The Scot finally delivered on his enormous promise and potential in 2012, winning his first Grand Slam title at the US Open and ending a much-publicised 76-year drought of male British major winners. With that enormous weight lifted from his shoulders, do bigger things lie ahead in 2013?
Strengths: Murray’s strength arguably lies in the fact that he has no obvious weaknesses. Dependable groundstrokes, excellent court coverage, an underrated serve and command over every shot in the book make the world No.3 a threat on any surface against any opponent. Teaming with Ivan Lendl in 2012 also helped the Scot develop a more aggressive mindset and tap into once under-utilised reserves of power.
Weaknesses: Unlike his Big Four rivals, taking command of points does not come naturally to Murray. This can lead to him getting embroiled in unnecessarily long, grinding Grand Slam matches that sap his strength and stamina, which has been suspect over the years. And although he has shown an improved ability in channelling negative emotions, periods of malaise, scowling, swearing and generally bad body language can give opponents the mental edge.

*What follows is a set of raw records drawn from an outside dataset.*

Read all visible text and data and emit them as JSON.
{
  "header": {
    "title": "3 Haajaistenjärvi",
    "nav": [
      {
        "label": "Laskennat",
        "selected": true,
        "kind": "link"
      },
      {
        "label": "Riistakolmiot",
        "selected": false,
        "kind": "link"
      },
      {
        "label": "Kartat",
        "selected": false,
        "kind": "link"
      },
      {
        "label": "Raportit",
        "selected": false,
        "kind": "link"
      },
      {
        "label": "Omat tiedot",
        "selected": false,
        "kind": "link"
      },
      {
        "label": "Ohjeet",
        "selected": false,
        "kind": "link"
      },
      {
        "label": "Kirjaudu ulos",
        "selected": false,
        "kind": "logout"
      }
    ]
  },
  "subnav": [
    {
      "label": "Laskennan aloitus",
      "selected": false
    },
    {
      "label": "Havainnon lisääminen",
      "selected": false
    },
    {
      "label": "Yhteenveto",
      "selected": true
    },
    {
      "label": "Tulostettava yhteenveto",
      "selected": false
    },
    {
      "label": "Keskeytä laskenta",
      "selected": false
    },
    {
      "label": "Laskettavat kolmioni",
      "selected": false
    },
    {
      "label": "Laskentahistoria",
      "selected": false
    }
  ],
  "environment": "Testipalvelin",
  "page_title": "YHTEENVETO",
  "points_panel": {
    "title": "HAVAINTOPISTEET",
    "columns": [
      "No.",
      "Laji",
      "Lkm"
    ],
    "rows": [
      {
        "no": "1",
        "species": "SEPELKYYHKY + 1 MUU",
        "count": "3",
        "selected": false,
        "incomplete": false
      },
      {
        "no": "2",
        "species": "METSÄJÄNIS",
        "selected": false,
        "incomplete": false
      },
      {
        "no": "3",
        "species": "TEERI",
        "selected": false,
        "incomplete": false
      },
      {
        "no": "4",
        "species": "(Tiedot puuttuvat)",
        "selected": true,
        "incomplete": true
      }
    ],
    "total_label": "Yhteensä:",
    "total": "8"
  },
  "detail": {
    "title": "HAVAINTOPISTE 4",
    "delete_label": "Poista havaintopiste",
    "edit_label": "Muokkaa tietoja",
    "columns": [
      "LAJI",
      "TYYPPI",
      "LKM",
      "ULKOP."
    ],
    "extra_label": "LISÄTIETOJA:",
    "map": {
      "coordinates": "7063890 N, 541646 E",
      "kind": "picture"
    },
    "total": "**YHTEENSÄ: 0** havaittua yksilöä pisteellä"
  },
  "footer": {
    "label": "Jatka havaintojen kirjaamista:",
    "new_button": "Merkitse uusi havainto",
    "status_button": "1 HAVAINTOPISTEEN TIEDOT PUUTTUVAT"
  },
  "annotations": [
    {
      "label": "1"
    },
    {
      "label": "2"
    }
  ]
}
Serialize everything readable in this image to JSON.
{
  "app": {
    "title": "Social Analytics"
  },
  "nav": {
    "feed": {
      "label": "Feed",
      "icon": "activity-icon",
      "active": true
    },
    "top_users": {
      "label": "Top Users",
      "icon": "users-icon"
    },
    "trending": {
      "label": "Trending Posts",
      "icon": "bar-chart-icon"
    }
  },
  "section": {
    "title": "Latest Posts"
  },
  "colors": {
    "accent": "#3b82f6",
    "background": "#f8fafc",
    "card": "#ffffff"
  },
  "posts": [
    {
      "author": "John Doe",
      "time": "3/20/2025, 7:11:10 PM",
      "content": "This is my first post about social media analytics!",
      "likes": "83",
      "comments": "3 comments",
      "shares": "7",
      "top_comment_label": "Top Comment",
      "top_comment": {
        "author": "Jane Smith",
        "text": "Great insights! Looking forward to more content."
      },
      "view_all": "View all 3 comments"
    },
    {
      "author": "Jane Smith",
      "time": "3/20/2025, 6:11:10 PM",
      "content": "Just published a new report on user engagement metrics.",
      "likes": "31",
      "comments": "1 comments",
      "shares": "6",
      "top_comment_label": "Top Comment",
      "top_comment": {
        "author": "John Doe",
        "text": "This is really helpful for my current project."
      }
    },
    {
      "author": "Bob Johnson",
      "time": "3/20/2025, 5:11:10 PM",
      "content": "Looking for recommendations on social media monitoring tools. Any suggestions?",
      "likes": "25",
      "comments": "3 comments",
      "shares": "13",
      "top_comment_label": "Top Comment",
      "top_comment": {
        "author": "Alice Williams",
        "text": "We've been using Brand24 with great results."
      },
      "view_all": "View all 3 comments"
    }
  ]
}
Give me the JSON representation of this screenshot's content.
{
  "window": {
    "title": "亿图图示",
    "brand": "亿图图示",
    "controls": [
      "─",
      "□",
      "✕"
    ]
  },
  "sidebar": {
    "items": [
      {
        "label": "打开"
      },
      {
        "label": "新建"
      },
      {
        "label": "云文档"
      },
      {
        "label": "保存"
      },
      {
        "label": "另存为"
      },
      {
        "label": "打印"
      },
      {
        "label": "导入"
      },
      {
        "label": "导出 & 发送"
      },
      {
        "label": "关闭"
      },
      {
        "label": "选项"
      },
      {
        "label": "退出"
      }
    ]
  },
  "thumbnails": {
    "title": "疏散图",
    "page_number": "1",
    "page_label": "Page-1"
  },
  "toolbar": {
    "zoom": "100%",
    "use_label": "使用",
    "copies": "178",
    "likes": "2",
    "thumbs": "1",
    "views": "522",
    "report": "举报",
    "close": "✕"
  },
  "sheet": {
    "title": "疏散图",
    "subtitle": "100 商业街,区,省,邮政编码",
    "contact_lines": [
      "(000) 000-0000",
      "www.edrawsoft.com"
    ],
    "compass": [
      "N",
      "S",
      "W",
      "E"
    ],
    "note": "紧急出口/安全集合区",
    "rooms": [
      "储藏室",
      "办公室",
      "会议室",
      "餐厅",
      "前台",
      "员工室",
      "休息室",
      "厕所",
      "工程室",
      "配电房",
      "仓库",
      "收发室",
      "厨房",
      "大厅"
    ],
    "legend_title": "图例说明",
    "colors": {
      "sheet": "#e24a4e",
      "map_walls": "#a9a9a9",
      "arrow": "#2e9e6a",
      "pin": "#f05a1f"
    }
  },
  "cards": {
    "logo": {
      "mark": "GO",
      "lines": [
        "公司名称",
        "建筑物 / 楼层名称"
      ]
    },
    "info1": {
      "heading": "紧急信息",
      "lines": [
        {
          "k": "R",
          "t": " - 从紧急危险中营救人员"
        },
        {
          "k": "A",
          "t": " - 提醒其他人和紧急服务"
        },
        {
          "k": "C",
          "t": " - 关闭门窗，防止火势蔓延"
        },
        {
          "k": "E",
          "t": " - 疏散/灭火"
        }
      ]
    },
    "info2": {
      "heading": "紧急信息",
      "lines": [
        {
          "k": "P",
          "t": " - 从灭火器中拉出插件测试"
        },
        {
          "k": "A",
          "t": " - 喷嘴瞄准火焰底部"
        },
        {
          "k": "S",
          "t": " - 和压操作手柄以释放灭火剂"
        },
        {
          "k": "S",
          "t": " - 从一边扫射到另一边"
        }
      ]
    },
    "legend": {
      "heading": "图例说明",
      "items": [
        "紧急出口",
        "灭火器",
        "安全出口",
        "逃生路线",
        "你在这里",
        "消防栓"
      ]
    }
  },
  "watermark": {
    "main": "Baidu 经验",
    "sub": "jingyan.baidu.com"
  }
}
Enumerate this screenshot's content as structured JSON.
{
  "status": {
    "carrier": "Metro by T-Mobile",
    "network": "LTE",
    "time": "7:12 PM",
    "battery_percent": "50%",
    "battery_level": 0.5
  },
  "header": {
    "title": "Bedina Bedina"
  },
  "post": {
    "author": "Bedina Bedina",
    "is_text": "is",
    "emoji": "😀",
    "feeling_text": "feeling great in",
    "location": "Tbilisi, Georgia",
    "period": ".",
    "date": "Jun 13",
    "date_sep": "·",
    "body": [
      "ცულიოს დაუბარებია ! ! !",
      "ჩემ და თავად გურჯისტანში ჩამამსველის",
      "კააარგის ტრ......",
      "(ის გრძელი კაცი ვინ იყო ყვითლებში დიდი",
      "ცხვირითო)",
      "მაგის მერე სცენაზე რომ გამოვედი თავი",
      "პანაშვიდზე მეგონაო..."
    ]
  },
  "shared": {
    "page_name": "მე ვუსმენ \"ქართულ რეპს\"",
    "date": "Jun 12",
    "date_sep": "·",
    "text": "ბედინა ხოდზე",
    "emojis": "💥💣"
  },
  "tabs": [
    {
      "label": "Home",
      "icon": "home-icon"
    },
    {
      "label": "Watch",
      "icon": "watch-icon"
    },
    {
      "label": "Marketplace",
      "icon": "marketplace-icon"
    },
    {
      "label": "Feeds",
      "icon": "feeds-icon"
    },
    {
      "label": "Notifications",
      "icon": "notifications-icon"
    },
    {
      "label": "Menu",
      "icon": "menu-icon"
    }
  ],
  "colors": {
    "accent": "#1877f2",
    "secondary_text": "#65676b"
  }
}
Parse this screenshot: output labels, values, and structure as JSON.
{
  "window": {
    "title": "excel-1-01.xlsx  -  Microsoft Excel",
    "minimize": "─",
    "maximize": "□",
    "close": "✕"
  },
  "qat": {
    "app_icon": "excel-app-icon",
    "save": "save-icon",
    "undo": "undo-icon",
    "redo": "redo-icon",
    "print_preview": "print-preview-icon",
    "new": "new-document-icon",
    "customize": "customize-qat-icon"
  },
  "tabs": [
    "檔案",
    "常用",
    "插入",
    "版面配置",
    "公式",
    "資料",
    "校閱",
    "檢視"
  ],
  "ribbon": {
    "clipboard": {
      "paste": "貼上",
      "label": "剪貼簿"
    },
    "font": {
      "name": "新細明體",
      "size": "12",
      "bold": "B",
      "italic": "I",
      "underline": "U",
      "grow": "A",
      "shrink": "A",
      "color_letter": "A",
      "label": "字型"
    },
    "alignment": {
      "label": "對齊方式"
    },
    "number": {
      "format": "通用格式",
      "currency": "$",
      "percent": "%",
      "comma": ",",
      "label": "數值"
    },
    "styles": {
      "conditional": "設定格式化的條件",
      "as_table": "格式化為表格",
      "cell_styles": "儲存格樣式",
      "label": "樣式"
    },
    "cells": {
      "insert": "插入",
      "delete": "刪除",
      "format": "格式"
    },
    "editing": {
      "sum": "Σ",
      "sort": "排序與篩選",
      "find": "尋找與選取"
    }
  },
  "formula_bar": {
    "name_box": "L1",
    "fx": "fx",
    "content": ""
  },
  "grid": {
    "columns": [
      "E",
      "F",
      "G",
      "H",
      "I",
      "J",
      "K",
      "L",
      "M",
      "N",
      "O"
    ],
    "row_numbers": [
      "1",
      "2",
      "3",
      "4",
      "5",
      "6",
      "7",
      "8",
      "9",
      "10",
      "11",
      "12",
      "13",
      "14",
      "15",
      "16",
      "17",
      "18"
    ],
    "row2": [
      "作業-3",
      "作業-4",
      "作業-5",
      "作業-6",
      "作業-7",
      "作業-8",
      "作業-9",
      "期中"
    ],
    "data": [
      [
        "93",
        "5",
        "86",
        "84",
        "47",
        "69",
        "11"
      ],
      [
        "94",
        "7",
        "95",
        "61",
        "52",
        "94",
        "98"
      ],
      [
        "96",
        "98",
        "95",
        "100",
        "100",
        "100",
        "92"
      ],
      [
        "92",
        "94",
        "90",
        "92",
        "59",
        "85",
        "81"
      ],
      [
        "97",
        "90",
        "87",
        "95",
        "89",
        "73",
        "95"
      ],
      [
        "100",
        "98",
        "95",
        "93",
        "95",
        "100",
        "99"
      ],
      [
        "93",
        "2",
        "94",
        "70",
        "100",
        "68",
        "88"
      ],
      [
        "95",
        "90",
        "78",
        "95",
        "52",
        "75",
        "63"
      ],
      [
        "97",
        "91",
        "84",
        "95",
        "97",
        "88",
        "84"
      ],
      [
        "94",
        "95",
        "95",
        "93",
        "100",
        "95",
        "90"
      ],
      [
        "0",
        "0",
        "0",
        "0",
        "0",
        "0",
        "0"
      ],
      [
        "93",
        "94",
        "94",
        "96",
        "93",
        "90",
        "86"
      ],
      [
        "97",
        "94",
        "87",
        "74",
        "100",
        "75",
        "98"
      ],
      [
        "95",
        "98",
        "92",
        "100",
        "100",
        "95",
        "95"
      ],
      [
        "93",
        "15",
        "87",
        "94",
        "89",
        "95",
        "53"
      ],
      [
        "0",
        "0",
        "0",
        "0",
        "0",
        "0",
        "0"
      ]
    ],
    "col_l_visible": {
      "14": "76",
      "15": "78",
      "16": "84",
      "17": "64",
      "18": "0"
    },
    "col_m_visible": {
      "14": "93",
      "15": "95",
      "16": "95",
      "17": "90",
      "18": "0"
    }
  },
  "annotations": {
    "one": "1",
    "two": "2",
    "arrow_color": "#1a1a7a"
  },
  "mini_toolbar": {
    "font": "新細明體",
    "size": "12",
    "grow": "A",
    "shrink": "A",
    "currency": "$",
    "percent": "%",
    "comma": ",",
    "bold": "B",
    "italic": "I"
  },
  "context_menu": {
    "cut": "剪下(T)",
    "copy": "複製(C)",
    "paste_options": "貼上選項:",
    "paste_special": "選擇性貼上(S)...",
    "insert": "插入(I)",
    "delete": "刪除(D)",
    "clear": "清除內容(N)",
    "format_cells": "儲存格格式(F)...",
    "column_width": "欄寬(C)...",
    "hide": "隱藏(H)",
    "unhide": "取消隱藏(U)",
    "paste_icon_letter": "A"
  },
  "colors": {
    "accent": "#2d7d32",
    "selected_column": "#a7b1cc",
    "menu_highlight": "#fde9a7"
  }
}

Opportunities: Now that the monkey is off his back and the belief continues to grow, Murray could very well add to his major tally. The slow hard courts of Melbourne Park are simply tailor-made for his game, and a Grand Slam-winning performance could position him within striking distance of an assault on the No.1 ranking, which would cap an extraordinary 12 months in the Scot's flourishing career.
Threats: In the last 12 Grand Slam tournaments he’s contested, Murray has lost to a player outside the top four just three times. So like every member of the Big Four, his main threat is the others in that elite group. While Murray is yet to taste success Down Under, Federer, Nadal and Djokovic all have the knowledge of what it takes to win at Melbourne Park and the confidence that comes from doing so.
Craig Tiley, Australian Open tournament director
“Murray’s gotten over the hump of winning a Grand Slam, so that pressure is off him now. Had Djokovic not won the ATP World Tour Finals I’d say that Murray would be coming in as the hottest player. As a finalist here, he’s got something to prove.”